During this time, Pastor Jess Moody and the First Baptist Church of Van Nuys moved out of their building, having finalized its sale to The Church on the Way in 1988. The church began meeting in a few temporary venues under the name "Shepherd of the Hills," though the church remained baptist, having recently joined the Southern Baptist Convention. In 1990, the church acquired a larger property in Porter Ranch, and in 1991, construction was finished on its now historic, ranch-style building. However, due to a decline in membership and increased debt, as well as Pastor Moody's impending retirement, the church started looking to merge with another.

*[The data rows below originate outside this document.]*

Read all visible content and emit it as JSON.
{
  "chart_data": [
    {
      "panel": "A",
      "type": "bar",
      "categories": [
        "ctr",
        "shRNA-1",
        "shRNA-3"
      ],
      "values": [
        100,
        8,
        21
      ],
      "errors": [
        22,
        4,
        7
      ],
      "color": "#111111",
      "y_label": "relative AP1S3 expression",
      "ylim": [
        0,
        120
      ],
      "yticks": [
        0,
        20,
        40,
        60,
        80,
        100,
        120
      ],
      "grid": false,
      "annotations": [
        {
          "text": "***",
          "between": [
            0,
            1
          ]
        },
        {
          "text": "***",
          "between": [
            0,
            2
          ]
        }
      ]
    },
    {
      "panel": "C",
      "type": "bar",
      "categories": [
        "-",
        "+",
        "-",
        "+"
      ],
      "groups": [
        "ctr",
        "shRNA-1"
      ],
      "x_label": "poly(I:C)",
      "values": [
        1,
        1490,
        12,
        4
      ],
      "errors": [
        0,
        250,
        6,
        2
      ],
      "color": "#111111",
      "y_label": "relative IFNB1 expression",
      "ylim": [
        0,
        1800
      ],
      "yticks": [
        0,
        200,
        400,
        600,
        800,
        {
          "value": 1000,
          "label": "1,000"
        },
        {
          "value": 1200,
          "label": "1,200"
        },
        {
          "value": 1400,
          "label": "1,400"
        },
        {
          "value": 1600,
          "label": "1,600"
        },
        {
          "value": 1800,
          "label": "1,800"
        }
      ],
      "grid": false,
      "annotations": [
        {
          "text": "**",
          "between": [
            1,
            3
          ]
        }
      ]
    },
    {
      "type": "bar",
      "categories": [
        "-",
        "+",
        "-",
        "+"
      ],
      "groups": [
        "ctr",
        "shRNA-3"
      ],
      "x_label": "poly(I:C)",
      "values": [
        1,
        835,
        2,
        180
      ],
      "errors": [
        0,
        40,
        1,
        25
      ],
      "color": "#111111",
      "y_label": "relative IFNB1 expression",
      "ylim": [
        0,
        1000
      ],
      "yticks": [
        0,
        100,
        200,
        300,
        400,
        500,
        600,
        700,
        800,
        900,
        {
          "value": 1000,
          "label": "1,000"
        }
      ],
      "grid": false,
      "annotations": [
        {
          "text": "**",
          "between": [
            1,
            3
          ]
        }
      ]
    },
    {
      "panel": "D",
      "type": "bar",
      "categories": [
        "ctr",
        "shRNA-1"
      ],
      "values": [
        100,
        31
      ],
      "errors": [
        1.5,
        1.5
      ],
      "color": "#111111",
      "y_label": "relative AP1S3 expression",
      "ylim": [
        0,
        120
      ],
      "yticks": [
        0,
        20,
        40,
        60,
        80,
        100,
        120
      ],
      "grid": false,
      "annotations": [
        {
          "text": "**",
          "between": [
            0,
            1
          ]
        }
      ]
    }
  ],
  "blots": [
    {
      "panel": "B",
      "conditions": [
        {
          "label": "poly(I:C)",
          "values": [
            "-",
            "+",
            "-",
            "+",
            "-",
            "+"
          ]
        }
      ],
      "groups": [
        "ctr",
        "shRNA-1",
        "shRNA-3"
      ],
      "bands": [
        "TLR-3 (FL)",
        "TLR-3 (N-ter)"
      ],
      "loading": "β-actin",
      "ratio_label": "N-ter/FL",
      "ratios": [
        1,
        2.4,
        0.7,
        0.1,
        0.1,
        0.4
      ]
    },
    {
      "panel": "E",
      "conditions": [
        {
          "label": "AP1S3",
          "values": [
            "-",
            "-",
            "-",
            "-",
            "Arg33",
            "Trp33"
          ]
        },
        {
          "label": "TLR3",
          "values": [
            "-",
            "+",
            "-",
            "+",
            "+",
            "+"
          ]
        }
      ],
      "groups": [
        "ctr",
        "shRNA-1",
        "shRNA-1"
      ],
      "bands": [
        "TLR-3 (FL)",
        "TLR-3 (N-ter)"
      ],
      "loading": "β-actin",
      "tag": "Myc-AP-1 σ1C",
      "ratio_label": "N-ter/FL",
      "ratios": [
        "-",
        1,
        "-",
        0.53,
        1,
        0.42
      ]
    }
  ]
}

Just as the Van Nuys church was selling its building in 1987, Pastor Dudley Rutherford was appointed at a small church in Granada Hills named Hillcrest Christian Church. Over the next several years, the church experienced considerable growth and began outgrowing its building.

In 1995, after the Church at Rocky Peak turned down a merger with Shepherd of the Hills, Hillcrest Christian Church agreed to merge with Shepherd of the Hills, with the Granada Hills congregation moving to the Porter Ranch building and renting out the Granada Hills building, while Pastor Moody retired and was succeeded by Pastor Rutherford.

In 2010, the church opened campuses in Porter Ranch and Woodland Hills.

In 2017, it opened a new 3,500-seat auditorium at its main site.

According to a church census released in 2022, it claimed a weekly attendance of 6,162 people.